Suara.com - Afnan al-Ghanam dari Gaza melahirkan anak pertamanya selama perang, 13 bulan lalu, saat keluarganya masih tinggal di rumah.
Ia akan melahirkan lagi di musim semi kali ini, saat tinggal di kamp tenda kumuh. Namun setidaknya gencatan senjata yang rapuh telah membawa ketenangan relatif, kata The Associated Press.
Kemudian, sebelum fajar pada hari Selasa, serangan udara Israel menghantam tenda keluarga tersebut. Al-Ghanam, yang sedang hamil tujuh bulan, dan Mohammed, putranya yang masih kecil, keduanya tewas.
Mereka termasuk di antara lebih dari 400 warga Palestina, kebanyakan dari mereka adalah wanita dan anak-anak, yang tewas ketika Israel melancarkan pemboman mendadak di Jalur Gaza, menurut Kementerian Kesehatan wilayah tersebut.

Israel mengatakan pihaknya menyerang sasaran Hamas untuk memaksa kelompok itu membebaskan sandera dan melepaskan kendali atas Gaza.
“Ini bank target mereka,” kata suami al-Ghanam, Alaa Abu Helal, saat ia menggendong tubuh mungil Mohammed yang dibungkus kain di kamar mayat Rumah Sakit Nasser di kota selatan Khan Younis. “Ia lahir selama perang dalam kondisi sulit dan juga menjadi martir dalam perang.”
“Target mereka adalah orang-orang tak berdosa, murni. Mereka hampir tidak pernah melihat kehidupan,” katanya, menahan tangisnya.
Serangan udara Israel menghancurkan gencatan senjata yang dimulai pada pertengahan Januari dan mengejutkan warga Palestina yang akhirnya memiliki waktu istirahat untuk mulai mencoba membangun kembali kehidupan mereka setelah 15 bulan pemboman, serangan darat, pembubaran, dan kelaparan.
Israel meluncurkan operasinya di Gaza sebagai balasan atas serangan Hamas pada 7 Oktober 2023 di Israel selatan. Israel mengatakan tidak menargetkan warga sipil, dan menyalahkan Hamas atas kematian mereka, dengan mengatakan bahwa Israel beroperasi di tengah-tengah penduduk.

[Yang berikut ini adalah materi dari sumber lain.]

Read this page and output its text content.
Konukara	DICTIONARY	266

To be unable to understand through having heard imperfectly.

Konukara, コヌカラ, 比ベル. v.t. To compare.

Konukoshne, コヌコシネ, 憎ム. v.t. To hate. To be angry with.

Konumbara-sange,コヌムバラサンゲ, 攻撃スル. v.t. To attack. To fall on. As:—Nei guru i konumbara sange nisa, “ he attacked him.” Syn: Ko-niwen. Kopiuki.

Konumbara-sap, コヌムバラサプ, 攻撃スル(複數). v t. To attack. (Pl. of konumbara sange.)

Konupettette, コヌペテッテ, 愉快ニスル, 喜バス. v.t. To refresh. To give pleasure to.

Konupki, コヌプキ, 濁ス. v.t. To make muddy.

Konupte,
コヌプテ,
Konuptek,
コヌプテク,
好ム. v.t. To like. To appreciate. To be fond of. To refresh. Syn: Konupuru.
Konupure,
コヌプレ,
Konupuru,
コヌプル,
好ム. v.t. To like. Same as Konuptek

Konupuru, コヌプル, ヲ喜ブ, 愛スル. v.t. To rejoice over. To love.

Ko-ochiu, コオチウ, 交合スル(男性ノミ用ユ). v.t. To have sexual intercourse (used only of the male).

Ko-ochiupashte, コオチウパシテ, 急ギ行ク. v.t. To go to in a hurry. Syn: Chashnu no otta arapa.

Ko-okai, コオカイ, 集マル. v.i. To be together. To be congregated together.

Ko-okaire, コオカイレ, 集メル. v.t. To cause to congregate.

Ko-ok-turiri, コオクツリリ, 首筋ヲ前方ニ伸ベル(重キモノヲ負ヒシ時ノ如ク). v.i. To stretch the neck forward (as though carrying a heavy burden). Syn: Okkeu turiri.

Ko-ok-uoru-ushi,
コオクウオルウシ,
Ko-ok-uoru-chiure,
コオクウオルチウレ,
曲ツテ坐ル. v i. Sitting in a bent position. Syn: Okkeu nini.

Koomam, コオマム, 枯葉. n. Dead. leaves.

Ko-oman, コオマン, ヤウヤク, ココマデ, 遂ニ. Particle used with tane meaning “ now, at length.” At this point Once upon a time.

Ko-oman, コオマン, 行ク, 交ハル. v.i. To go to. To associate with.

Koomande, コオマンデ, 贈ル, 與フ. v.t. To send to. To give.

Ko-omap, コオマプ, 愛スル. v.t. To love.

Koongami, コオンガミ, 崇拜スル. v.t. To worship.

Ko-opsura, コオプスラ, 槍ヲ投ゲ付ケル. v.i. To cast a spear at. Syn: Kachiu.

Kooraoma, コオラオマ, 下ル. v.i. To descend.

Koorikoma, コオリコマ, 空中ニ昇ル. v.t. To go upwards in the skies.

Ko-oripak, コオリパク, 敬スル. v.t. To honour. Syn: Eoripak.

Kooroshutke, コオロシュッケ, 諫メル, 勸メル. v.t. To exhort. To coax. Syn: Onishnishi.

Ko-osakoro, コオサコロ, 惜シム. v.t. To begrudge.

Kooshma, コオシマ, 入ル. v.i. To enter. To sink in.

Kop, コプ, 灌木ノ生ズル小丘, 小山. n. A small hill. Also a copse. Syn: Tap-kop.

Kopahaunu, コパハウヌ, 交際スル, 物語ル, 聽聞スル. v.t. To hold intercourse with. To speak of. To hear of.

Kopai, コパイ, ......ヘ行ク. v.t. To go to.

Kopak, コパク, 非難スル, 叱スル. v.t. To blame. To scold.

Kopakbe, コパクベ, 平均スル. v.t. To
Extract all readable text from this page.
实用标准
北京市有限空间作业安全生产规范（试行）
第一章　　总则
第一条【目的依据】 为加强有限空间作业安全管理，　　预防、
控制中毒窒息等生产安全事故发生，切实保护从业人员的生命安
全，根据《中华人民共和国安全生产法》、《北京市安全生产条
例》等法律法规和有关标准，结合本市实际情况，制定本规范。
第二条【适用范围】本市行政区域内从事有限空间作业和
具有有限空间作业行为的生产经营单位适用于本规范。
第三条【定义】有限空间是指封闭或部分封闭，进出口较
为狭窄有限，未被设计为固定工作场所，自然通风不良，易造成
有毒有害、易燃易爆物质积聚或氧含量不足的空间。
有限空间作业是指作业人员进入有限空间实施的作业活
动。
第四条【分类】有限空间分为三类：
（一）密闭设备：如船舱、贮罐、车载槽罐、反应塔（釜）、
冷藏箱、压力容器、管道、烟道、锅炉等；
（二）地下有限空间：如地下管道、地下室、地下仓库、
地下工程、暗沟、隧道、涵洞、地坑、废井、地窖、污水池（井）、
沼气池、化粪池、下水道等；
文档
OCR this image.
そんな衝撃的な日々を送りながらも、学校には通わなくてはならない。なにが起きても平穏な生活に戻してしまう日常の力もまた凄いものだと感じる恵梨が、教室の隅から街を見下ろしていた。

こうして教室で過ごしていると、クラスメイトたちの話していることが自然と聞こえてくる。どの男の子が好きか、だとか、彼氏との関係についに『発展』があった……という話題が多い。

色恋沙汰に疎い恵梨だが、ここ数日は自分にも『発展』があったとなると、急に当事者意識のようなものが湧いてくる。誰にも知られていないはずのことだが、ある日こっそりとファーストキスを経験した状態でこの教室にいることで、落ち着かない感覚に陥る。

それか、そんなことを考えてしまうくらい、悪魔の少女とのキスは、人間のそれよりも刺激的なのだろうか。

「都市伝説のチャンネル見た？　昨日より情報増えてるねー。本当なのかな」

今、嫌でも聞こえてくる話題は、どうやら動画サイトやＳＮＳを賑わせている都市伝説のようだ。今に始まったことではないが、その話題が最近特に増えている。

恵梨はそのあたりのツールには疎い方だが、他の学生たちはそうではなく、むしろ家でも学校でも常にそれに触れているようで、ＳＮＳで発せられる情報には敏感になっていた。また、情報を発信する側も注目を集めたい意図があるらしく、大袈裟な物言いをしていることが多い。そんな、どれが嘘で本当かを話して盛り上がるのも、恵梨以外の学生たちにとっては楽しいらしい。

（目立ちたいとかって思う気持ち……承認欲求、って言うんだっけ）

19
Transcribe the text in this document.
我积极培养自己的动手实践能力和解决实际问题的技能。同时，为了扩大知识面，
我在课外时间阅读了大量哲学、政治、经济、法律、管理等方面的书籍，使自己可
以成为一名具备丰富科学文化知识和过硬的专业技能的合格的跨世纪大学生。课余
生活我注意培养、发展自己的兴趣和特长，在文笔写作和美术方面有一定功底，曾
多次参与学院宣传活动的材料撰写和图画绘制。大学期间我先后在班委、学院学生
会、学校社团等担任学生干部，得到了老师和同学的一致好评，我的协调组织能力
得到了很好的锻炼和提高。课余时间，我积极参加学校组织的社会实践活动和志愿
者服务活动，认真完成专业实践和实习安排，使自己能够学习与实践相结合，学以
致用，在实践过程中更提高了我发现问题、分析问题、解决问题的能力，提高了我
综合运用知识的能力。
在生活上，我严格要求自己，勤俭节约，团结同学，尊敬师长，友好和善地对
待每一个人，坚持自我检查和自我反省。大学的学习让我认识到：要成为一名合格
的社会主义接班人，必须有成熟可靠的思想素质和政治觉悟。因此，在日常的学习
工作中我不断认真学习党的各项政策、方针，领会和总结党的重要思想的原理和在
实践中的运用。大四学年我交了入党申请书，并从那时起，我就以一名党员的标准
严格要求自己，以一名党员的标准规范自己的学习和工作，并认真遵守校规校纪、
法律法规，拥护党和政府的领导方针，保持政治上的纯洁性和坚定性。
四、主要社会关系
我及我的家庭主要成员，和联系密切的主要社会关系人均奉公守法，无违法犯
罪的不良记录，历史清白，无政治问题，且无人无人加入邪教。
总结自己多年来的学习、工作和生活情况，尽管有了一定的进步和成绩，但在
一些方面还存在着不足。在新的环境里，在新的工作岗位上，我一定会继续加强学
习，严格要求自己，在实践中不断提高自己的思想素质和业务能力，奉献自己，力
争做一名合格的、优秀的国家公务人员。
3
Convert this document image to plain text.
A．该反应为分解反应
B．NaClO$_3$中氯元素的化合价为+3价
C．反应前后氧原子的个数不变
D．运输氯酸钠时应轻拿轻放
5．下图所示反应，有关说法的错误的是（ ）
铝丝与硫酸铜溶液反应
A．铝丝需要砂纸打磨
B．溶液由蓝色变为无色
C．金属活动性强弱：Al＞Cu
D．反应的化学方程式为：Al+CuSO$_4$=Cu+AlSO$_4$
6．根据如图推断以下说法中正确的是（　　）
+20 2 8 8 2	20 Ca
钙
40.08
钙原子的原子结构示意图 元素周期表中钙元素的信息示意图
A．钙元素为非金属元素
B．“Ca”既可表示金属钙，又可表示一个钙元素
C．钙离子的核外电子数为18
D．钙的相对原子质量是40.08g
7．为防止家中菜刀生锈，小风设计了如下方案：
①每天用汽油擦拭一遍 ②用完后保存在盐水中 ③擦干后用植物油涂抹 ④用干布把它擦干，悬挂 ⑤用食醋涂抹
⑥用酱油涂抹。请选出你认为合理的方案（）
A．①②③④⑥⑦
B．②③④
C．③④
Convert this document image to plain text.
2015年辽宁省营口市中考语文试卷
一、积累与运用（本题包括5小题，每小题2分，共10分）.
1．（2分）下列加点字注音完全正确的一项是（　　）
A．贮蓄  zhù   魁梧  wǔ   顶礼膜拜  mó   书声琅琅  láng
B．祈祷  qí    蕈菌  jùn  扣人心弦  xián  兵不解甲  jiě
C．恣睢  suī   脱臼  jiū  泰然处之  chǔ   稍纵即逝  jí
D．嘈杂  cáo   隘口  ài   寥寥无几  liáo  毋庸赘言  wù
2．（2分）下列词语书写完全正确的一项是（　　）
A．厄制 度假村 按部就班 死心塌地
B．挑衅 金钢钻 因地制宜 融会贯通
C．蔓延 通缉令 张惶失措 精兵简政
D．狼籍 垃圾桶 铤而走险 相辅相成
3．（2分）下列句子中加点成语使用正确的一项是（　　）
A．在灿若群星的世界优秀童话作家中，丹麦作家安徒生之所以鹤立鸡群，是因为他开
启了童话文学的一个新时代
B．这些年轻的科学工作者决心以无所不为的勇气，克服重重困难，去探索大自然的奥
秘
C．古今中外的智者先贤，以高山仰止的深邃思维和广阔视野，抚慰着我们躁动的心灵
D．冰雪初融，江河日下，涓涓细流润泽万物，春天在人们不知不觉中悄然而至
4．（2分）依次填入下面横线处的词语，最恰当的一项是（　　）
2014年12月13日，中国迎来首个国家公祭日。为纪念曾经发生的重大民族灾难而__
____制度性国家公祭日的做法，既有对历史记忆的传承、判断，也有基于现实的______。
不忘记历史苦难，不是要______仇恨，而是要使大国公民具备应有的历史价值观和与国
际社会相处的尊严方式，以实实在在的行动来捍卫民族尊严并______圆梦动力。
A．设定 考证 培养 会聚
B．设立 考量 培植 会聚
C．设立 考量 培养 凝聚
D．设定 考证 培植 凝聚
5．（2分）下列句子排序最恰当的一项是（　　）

Baca Juga: Raja Yordania: Serangan Israel ke Gaza 'Sangat Berbahaya,' Desak Gencatan Senjata Segera!
Abu Helal mengatakan bahwa ia sedang mengunjungi rumah keluarga tersebut di kota paling selatan Gaza, Rafah, ketika serangan itu menghantam tenda keluarga tersebut di Muwasi, sebuah kamp yang luas untuk keluarga-keluarga yang mengungsi di luar Khan Younis. Rumah mereka di Rafah telah rusak selama perang, dan ia ingin memeriksanya untuk memastikan bahwa rumah tersebut tidak dijarah.
Al-Ghanam dan Mohammed yang berusia 20 tahun tetap tinggal di Muwasi. "Mereka telah pergi dan meninggalkan saya sendirian," katanya. "Bayi yang belum lahir itu juga sudah meninggal."
Mohammed lahir di Rafah. Segera setelah itu, keluarga tersebut terpaksa meninggalkan kota tersebut pada bulan Mei, ketika pasukan Israel memerintahkan evakuasi massal dan menyerbu kota tersebut. Serangan itu meratakan sebagian besar kota saat pasukan tersebut bertempur dengan pejuang Hamas.
"Anda melarikan diri selama perang untuk menjaga keluarga dan anak-anak Anda tetap aman. Namun, di sini, dia sudah meninggal," kata Abu Helal. "Mereka semua sudah meninggal."

Kelaparan
Jalur Gaza secara resmi telah memasuki fase pertama kelaparan di tengah pembatasan Israel terhadap masuknya bantuan kemanusiaan ke wilayah tersebut, kata otoritas setempat.
"Gaza secara resmi memasuki tahap pertama kelaparan dengan hampir dua juta orang benar-benar kehilangan ketahanan pangan," kata Kepala Kantor Media Pemerintah Gaza, Ismail Thawabteh, dalam pernyataan pada hari Rabu (19/3).
"Warga Palestina sedang menghadapi bencana kemanusiaan yang belum pernah terjadi sebelumnya akibat penutupan perbatasan oleh Israel dan penghalangan masuknya bantuan kemanusiaan," tambahnya.
Thawabteh mengatakan semua pasar di Gaza telah kehabisan pasokan makanan pokok yang menyebabkan membuat warga Palestina kehilangan kebutuhan hidup yang paling mendasar.